Second, the platform actually delivers value. Global API gives developers access to over 150 AI models through a single API key. That includes models from DeepSeek, OpenAI, Anthropic, Qwen, Kimi, GLM, and a bunch of others. Users get transparent pricing, PayPal payment support, and 100 free credits to test the platform before they commit to anything. I can recommend it without feeling gross because I'd recommend it even without the affiliate cut.

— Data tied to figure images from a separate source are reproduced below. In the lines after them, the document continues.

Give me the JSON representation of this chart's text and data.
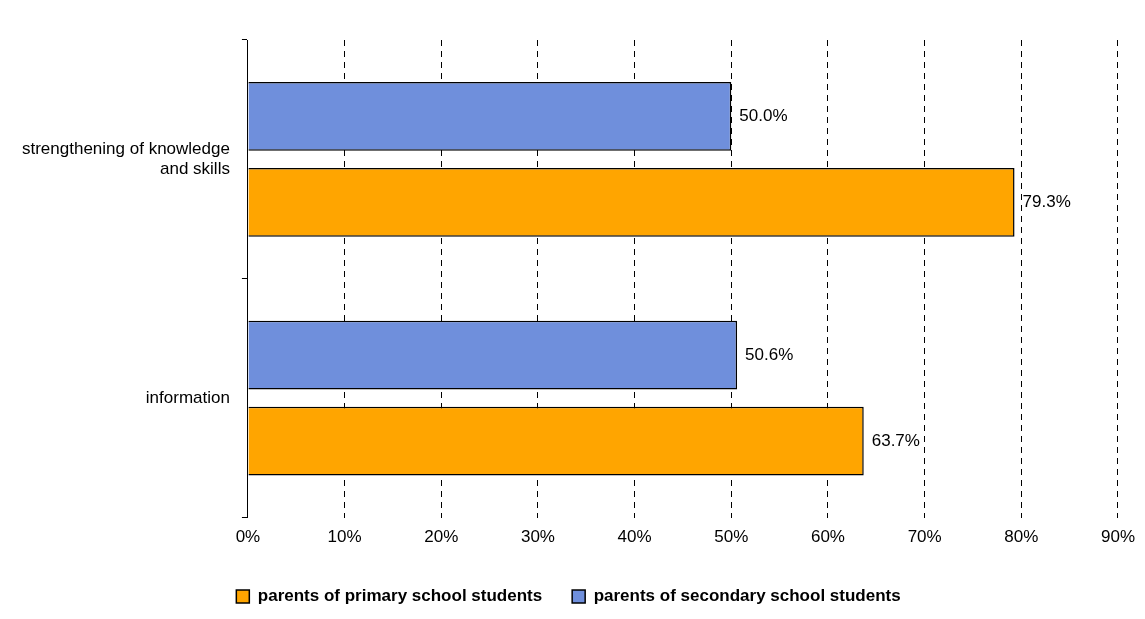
{
  "chart_data": {
    "type": "bar",
    "orientation": "horizontal",
    "categories": [
      "strengthening of knowledge and skills",
      "information"
    ],
    "series": [
      {
        "name": "parents of primary school students",
        "color": "#ffa500",
        "values": [
          79.3,
          63.7
        ],
        "value_labels": [
          "79.3%",
          "63.7%"
        ]
      },
      {
        "name": "parents of secondary school students",
        "color": "#6f8fdc",
        "values": [
          50.0,
          50.6
        ],
        "value_labels": [
          "50.0%",
          "50.6%"
        ]
      }
    ],
    "xlim": [
      0,
      90
    ],
    "xticks": [
      {
        "value": 0,
        "label": "0%"
      },
      {
        "value": 10,
        "label": "10%"
      },
      {
        "value": 20,
        "label": "20%"
      },
      {
        "value": 30,
        "label": "30%"
      },
      {
        "value": 40,
        "label": "40%"
      },
      {
        "value": 50,
        "label": "50%"
      },
      {
        "value": 60,
        "label": "60%"
      },
      {
        "value": 70,
        "label": "70%"
      },
      {
        "value": 80,
        "label": "80%"
      },
      {
        "value": 90,
        "label": "90%"
      }
    ],
    "grid": "x",
    "legend": "bottom"
  }
}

Third, the numbers compound. Every new referral adds to a growing base of recurring commissions. I started with zero. I'm now at a point where my monthly recurring from this program covers my hosting costs for my entire blog. That might sound small, but three months ago, it didn't cover anything. Six months from now, if the trend continues, it might cover my tools subscriptions. A year out? Who knows.

A Real Recommendation, Not a Pitch

If you've read this far, you probably know whether this is for you or not. So let me just be direct about why I think joining the Global API affiliate program is a genuinely good idea for the right person.
The commission structure is one of the better ones I've seen for AI-related tools. You get 15% on first orders and 8% recurring on every renewal, with a bump to 10% recurring when your referrals upgrade to premium plans. That's not a one-and-done payout. That's an income stream that builds over time.
The platform behind it isn't some sketchy product. Global API is a real service that real developers use. With access to 150+ AI models, PayPal support, transparent pricing, and 100 free credits for new users, it's easy to recommend without feeling like you're pushing junk.
The 30-day cookie window means you get credit for referrals even when people take their time deciding. The dashboard gives you real data so you can optimise where you promote. And the PayPal payout system with a $50 minimum threshold is simple and reliable.
If you write about AI tools, build with APIs, run a developer-focused newsletter, or create content in the AI space in any form, I'd genuinely suggest checking out the program. You can learn all the details and sign up here: Global API Affiliate Program
No pressure. No fake urgency. No "limited time offer." Just a program I've been using, getting paid from, and think more creators should know about.
That's the build in public way. Share the real numbers, share the real experience, and let people decide for themselves. I'll see you in next month's income report.